I have never installed on WP but have installed on many invisionpoer/smf/phpbb setups and its very useful.
” is this type of plugin allowed?”
I still don’t understand why people can’t seem to pickup the fact (mentioned several times now on WUWT and also in this post) that I can’t install plugins when hosted on wordpress.com.
Zero, zip, none, nada. No plugins allowed.
♪ Yes!… we haaave no plugins, we haaaave no plugins today! ♫
I thought items listed on WP site itself were ok but all others were not.
The key word is “install”.
and….
wordpress.org [self hosted, self installed software]
wordpress.com [ready to run but with limits]
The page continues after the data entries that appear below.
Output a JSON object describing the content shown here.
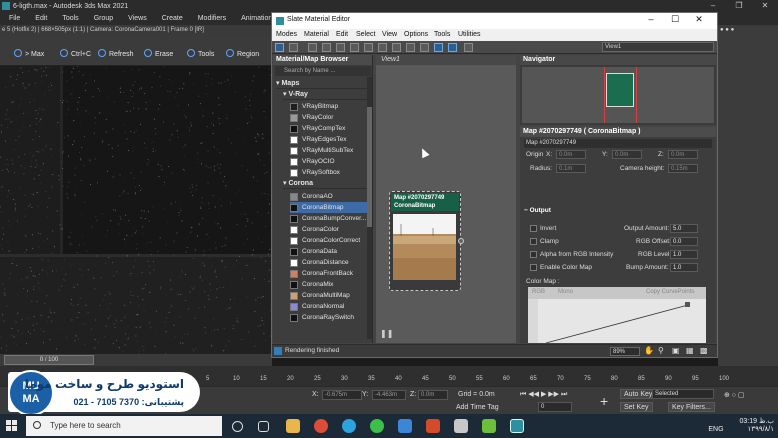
{
  "max_window": {
    "title": "6-ligth.max - Autodesk 3ds Max 2021",
    "menus": [
      "File",
      "Edit",
      "Tools",
      "Group",
      "Views",
      "Create",
      "Modifiers",
      "Animation"
    ],
    "vfb_info": "e 5 (Hotfix 2) | 668×505px (1:1) | Camera: CoronaCamera001 | Frame 0 [IR]",
    "vfb_tools": [
      "> Max",
      "Ctrl+C",
      "Refresh",
      "Erase",
      "Tools",
      "Region"
    ],
    "time_slider": "0 / 100",
    "track_ticks": [
      "5",
      "10",
      "15",
      "20",
      "25",
      "30",
      "35",
      "40",
      "45",
      "50",
      "55",
      "60",
      "65",
      "70",
      "75",
      "80",
      "85",
      "90",
      "95",
      "100"
    ],
    "status": {
      "x_label": "X:",
      "x_value": "-0.675m",
      "y_label": "Y:",
      "y_value": "-4.463m",
      "z_label": "Z:",
      "z_value": "0.0m",
      "grid": "Grid = 0.0m",
      "add_time_tag": "Add Time Tag",
      "auto_key": "Auto Key",
      "set_key": "Set Key",
      "selected": "Selected",
      "key_filters": "Key Filters...",
      "frame": "0"
    }
  },
  "slate": {
    "title": "Slate Material Editor",
    "menus": [
      "Modes",
      "Material",
      "Edit",
      "Select",
      "View",
      "Options",
      "Tools",
      "Utilities"
    ],
    "view_dropdown": "View1",
    "browser": {
      "title": "Material/Map Browser",
      "search_placeholder": "Search by Name ...",
      "maps_label": "Maps",
      "vray_group": "V-Ray",
      "vray_items": [
        "VRayBitmap",
        "VRayColor",
        "VRayCompTex",
        "VRayEdgesTex",
        "VRayMultiSubTex",
        "VRayOCIO",
        "VRaySoftbox"
      ],
      "corona_group": "Corona",
      "corona_items": [
        "CoronaAO",
        "CoronaBitmap",
        "CoronaBumpConver...",
        "CoronaColor",
        "CoronaColorCorrect",
        "CoronaData",
        "CoronaDistance",
        "CoronaFrontBack",
        "CoronaMix",
        "CoronaMultiMap",
        "CoronaNormal",
        "CoronaRaySwitch"
      ],
      "selected_item": "CoronaBitmap"
    },
    "view_tab": "View1",
    "node": {
      "line1": "Map #2070297749",
      "line2": "CoronaBitmap"
    },
    "navigator_title": "Navigator",
    "params": {
      "title": "Map #2070297749  ( CoronaBitmap )",
      "name": "Map #2070297749",
      "origin_label": "Origin",
      "x_label": "X:",
      "y_label": "Y:",
      "z_label": "Z:",
      "origin_x": "0.0m",
      "origin_y": "0.0m",
      "origin_z": "0.0m",
      "radius_label": "Radius:",
      "radius_value": "0.1m",
      "camera_height_label": "Camera height:",
      "camera_height_value": "0.15m",
      "output_title": "Output",
      "invert": "Invert",
      "clamp": "Clamp",
      "alpha_rgb": "Alpha from RGB Intensity",
      "enable_color_map": "Enable Color Map",
      "output_amount_label": "Output Amount:",
      "output_amount": "5.0",
      "rgb_offset_label": "RGB Offset:",
      "rgb_offset": "0.0",
      "rgb_level_label": "RGB Level:",
      "rgb_level": "1.0",
      "bump_amount_label": "Bump Amount:",
      "bump_amount": "1.0",
      "color_map_label": "Color Map :",
      "rgb_radio": "RGB",
      "mono_radio": "Mono",
      "copy_curvepoints": "Copy CurvePoints"
    },
    "status_text": "Rendering finished",
    "zoom": "89%"
  },
  "logo": {
    "mark_top": "MU",
    "mark_bottom": "MA",
    "title": "استودیو طرح و ساخت موما",
    "phone": "پشتیبانی: 7370 7105 - 021"
  },
  "taskbar": {
    "search_placeholder": "Type here to search",
    "lang": "ENG",
    "time": "03:19 ب.ظ",
    "date": "۱۳۹۹/۸/۱"
  },
  "colors": {
    "node_header": "#176047",
    "selected_item": "#3e6aa6",
    "taskbar": "#1c2a38",
    "logo_blue": "#1b5fa6"
  }
}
There is ‘self-hosted’ WP, and ‘WP-hosted’. Having WP host WP for ya means they take care of the workings (and fend off evil) … but the cost is you only get the ‘stock’ version.
If you tend to the hosting of a WP installation yourself, you can add plugins and themes and tinker with the code, ‘but hey dude – yer on yer own’.
WP recommends that when you self-host & go crazy with add-on & custom stuff, you stick to stuff they host in their free repositories, because it’s relatively safe … but even then, it’s just a suggestion.
Now I’ve got to deal with that little jingle on my mind for weeks to come. LOL
Self hosted WordPress installations work great for small blogs, and even some big ones that have a lot of financial resources and full time tech staff.
For us claimed “big oil check” recipients, not so much.